Entomophobia is fear or aversion to insects and can also be referred to as insect phobia. When an individual with entomophobia comes into contact with an insect, they have a slight to a severe emotional reaction that includes anxiety or panic. Let’s take a closer look at this unique phobia, what the signs and symptoms are, and if there is anything that can be done to change the attitude the individual has toward insects.

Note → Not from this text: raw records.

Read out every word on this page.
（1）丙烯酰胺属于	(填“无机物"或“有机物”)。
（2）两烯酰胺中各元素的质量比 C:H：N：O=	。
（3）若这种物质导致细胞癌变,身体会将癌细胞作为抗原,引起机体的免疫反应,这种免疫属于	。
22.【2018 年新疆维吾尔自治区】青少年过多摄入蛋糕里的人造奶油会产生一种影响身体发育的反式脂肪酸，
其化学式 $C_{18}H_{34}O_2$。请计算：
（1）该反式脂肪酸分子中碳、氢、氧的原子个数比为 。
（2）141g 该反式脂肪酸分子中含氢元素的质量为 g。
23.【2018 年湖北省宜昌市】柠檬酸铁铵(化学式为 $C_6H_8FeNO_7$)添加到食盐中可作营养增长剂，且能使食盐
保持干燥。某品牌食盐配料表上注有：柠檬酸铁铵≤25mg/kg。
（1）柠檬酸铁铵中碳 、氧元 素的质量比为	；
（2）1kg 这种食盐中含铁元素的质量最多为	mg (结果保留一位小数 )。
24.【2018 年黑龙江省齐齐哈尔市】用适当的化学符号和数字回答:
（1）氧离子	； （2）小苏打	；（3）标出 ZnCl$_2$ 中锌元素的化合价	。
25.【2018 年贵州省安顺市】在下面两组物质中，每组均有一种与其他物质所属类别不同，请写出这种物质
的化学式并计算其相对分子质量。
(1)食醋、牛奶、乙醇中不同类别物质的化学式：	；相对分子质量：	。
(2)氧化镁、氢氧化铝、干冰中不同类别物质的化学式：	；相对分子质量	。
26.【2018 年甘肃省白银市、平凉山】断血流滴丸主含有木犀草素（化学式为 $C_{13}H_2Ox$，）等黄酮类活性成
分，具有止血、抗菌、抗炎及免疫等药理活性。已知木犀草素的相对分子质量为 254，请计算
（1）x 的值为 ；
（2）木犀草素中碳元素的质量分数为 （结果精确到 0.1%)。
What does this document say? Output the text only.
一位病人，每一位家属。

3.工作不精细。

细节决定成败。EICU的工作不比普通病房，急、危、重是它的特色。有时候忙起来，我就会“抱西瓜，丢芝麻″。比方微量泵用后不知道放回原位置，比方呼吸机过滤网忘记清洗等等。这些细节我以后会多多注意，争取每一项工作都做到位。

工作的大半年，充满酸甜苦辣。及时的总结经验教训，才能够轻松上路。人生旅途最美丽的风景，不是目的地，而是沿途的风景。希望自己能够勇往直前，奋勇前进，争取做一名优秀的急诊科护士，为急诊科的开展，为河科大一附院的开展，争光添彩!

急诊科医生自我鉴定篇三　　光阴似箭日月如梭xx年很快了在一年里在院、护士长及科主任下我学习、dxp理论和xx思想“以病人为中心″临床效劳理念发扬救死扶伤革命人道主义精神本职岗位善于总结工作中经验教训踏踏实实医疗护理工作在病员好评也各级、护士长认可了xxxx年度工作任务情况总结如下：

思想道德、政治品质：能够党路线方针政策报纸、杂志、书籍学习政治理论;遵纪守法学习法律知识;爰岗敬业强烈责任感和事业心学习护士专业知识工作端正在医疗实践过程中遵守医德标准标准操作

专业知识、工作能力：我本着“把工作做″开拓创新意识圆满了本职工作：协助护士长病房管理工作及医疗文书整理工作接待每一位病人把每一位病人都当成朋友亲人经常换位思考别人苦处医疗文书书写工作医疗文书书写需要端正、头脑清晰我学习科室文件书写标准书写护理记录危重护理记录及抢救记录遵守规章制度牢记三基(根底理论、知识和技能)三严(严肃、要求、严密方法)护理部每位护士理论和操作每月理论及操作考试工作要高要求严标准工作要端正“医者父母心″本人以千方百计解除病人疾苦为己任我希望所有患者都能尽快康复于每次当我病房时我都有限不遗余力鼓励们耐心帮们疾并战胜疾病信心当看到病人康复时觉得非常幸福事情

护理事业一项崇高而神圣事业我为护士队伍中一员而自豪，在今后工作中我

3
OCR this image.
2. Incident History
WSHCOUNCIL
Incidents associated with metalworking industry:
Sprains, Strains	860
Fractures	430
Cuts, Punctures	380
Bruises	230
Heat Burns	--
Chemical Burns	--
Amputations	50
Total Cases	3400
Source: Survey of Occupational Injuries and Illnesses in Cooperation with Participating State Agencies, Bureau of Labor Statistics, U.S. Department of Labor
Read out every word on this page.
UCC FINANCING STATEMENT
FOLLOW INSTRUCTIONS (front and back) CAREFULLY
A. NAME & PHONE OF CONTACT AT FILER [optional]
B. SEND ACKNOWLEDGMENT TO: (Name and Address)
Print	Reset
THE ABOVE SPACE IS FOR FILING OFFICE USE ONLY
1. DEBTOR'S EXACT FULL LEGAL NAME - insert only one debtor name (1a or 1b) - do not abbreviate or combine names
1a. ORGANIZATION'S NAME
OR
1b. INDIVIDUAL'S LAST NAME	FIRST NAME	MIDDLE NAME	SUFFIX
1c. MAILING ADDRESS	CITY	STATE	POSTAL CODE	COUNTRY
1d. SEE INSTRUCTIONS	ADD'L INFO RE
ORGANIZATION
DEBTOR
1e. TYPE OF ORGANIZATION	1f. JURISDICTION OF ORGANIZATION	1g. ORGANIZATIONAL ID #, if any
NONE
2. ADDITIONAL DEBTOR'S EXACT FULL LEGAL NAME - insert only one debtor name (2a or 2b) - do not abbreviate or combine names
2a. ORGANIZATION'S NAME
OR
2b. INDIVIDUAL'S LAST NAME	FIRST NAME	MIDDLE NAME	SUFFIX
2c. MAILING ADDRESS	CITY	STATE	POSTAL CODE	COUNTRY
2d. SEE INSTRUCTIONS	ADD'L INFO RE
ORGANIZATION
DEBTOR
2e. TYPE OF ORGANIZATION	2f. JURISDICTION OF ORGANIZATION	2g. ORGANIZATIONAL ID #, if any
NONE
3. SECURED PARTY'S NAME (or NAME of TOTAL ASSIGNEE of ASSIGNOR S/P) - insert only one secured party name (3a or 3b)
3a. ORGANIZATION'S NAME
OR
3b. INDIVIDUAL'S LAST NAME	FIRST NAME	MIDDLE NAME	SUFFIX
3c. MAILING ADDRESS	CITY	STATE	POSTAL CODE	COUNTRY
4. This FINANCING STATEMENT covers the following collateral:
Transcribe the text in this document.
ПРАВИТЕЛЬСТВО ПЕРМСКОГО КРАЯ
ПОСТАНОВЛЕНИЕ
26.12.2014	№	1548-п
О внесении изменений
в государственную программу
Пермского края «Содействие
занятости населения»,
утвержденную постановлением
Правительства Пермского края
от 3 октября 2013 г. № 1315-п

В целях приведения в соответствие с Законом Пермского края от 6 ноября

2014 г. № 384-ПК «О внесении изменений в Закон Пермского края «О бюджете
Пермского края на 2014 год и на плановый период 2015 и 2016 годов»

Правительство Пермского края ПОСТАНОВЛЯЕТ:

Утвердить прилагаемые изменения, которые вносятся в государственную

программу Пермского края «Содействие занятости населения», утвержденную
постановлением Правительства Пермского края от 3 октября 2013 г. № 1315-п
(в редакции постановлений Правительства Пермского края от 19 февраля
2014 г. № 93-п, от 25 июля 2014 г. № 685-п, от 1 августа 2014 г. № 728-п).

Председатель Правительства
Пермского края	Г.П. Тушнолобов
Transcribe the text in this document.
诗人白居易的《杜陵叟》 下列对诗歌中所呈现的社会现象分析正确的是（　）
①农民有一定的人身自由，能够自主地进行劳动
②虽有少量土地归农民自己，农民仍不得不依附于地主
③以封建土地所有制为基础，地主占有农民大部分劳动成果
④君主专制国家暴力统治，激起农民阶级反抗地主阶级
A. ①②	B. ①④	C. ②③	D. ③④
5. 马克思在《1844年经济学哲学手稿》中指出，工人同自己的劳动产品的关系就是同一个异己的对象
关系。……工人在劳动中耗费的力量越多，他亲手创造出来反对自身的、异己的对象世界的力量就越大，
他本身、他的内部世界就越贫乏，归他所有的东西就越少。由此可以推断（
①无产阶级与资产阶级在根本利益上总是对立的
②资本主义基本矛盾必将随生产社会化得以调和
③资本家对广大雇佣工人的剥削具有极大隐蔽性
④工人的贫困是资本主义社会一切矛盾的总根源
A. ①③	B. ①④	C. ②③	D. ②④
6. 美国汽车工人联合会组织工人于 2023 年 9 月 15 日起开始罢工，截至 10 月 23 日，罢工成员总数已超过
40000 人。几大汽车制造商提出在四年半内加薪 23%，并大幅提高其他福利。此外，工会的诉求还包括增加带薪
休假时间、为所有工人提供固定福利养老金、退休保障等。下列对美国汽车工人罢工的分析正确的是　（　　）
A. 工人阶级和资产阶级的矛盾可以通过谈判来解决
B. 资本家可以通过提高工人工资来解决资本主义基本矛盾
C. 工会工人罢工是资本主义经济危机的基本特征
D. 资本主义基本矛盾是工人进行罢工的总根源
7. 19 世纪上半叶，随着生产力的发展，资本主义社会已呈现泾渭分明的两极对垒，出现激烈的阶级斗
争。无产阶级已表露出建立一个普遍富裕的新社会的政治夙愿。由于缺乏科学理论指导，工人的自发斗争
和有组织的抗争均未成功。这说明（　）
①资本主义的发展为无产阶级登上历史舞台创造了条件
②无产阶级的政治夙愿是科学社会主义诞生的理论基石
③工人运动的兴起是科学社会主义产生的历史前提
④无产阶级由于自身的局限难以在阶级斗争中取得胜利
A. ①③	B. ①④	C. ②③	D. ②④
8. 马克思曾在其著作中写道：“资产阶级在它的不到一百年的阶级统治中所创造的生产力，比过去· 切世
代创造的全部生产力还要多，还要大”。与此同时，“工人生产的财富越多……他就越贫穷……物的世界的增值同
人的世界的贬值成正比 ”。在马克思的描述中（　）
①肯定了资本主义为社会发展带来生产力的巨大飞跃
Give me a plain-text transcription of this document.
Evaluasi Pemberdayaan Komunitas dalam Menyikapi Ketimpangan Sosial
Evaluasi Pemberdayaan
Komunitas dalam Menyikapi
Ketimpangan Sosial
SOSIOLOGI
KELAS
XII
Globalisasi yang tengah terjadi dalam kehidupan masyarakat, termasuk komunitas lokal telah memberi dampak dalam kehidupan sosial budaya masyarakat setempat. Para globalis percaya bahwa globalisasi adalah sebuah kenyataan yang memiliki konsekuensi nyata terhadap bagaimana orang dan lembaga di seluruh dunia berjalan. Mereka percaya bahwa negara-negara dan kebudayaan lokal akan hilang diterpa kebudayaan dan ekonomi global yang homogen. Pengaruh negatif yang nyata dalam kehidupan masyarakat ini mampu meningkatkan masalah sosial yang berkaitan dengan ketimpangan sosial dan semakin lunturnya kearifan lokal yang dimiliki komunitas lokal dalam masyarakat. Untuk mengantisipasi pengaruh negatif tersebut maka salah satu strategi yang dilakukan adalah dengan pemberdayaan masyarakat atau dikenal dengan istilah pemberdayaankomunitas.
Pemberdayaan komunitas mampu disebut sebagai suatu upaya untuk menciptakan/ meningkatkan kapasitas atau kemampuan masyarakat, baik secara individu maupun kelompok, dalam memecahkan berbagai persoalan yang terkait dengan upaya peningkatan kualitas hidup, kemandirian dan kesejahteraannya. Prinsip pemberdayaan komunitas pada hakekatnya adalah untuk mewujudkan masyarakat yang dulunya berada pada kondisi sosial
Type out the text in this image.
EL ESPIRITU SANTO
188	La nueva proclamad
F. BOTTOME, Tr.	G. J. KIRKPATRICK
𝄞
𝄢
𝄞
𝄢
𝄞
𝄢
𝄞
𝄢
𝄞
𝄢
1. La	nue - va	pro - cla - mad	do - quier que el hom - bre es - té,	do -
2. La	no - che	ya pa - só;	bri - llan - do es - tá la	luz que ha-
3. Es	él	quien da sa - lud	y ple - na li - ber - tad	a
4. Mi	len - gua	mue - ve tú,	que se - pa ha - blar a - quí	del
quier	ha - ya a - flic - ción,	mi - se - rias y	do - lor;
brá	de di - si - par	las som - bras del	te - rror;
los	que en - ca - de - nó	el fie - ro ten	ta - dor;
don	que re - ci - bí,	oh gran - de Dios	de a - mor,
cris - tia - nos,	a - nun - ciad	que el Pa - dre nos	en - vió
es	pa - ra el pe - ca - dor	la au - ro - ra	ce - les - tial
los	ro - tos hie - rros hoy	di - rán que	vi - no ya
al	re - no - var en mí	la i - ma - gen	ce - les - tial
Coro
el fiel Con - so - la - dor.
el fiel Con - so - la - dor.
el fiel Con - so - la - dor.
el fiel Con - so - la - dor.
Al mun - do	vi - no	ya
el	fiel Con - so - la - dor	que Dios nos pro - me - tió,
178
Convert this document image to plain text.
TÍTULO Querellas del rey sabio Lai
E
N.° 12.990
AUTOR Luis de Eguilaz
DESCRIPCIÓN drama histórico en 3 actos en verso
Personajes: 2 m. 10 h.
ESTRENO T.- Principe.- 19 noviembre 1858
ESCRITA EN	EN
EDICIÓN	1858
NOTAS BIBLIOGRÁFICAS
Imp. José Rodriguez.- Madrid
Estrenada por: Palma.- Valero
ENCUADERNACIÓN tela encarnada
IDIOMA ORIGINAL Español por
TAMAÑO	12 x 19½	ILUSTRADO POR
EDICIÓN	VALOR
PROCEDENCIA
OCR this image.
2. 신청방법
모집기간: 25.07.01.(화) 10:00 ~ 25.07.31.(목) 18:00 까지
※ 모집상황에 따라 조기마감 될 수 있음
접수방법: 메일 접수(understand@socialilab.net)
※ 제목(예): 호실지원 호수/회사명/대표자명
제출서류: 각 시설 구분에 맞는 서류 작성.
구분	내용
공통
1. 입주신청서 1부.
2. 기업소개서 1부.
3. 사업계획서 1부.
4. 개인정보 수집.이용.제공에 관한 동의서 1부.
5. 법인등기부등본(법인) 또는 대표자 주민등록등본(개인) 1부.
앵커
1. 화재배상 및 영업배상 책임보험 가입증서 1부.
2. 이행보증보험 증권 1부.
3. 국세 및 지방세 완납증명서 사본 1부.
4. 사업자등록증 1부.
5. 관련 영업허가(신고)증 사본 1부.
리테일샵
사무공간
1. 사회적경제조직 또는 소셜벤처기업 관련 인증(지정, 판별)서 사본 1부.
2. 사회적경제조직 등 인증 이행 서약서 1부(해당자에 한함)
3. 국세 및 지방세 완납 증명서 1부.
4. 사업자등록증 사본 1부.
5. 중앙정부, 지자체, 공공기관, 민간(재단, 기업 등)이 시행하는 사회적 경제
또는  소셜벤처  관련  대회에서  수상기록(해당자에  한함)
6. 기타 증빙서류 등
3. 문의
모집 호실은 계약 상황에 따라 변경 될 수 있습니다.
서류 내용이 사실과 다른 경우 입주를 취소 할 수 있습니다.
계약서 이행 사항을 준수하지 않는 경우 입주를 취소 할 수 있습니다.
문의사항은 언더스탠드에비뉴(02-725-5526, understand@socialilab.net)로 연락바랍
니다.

Signs and Symptoms of Entomophobia Include:
– Feeling of panic
– Feeling of terror
– Feeling of dread
– Rapid heartbeat
– Shortness of breath
– Uncontrollable crying
– The need to leave the area
Because the symptoms associated with entomophobia are related to other phobias, it takes an experienced, certified healthcare professional to reach a diagnosis. Generally, a psychologist or therapist will meet with the patient, show him or her photographs of insects and record what responses occur. These professionals will look to see what exactly is triggering the strong emotion: crawling objects or the insects themselves.
Entomophobia is treated in the same manner as other phobias. Ongoing therapy and counseling are provided for the patient, along with the adequate medications. Often times, there is an underlying reason for the phobia, so this will hopefully be addressed during the therapy sessions. The insects will be introduced slowly to the patient so that he or she can eventually overcome the phobia to insects.
Many times, people associate aversion with phobia. Yet these two terms are not synonymous. It is innate that humans are turned off from insects; we know this firsthand. A phobia, however, is what causes the immense fear and irrational behavior. Sometimes if the aversion is strong enough, it can turn into a phobia over time. The most notable cases of entomophobia have been with bees and ants. Industrialized countries are more likely to suffer from extreme phobias or aversions to insects because they are not used to insect infestations as in underdeveloped countries.